"Edmund S. Phelps and Modern Macroeconomics"

Philippe Aghion, Roman Frydman, Joseph Stiglitz, Michael Woodford

Knowledge, Information and Expectations in Modern Macroeconomics
Editor(s): Philippe Aghion, Roman Frydman, and Michael Woodford
© Princeton University Press, 2003

Publication type: Chapter

Research Archive Topic: Business Economics and Public Policy, World Business

Abstract

It is not easy to summarize Ned Phelps's monumental contribution to economics.

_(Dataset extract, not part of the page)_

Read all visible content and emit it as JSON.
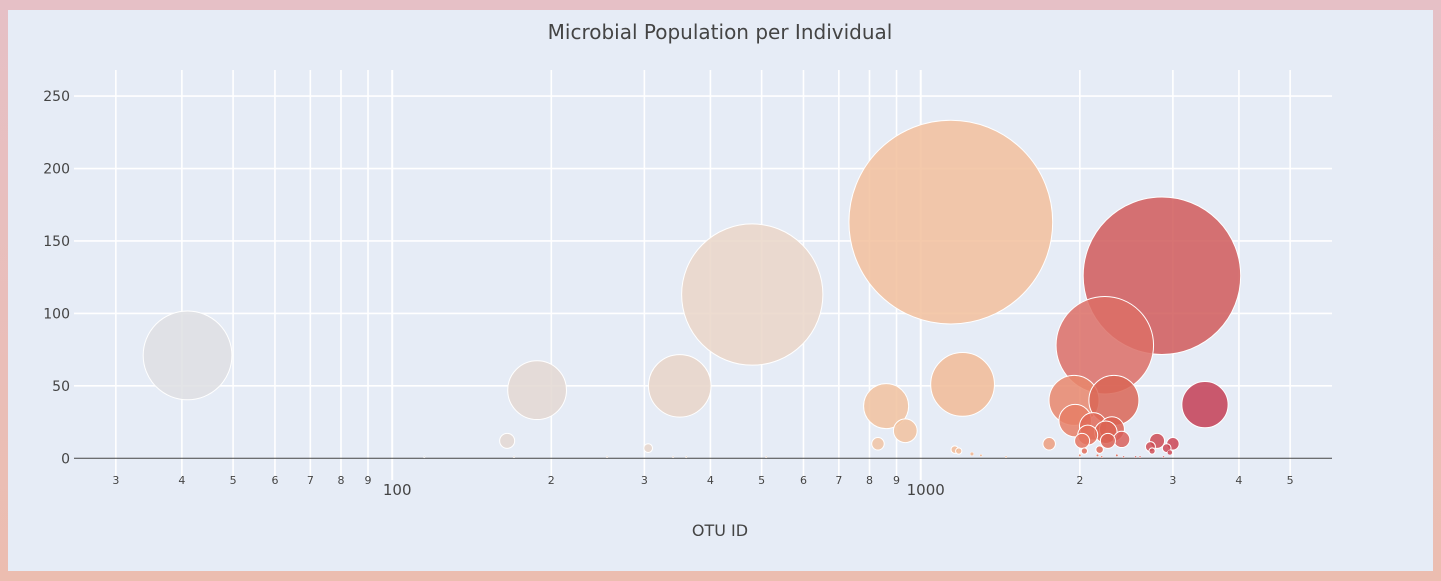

A first impression is likely to be of a vast array of original concepts and models: the "natural rate of unemployment" and the expectations-augmented Phillips curve (1967, 1968, 1971), the "island" parable of search unemployment (1968, 1969, 1970), "incentive/efficiency wages" (1968), optimal inflation targeting over time (1967, 1972, 1978), the consequences of staggered wage-setting for unemployment dynamics (1977, 1979) and for disinflation (1978), the "customer market" model of pricing (1970, 1994), the roles of education and technological diffusion in long-run growth (1966), "golden rules" for investment in physical capital (1961) and in research (1966), dynamic inconsistency in savings behavior (1968), statistical discrimination (1972), and "structuralist" models of endogenous variation in the natural rate of unemployment (1994).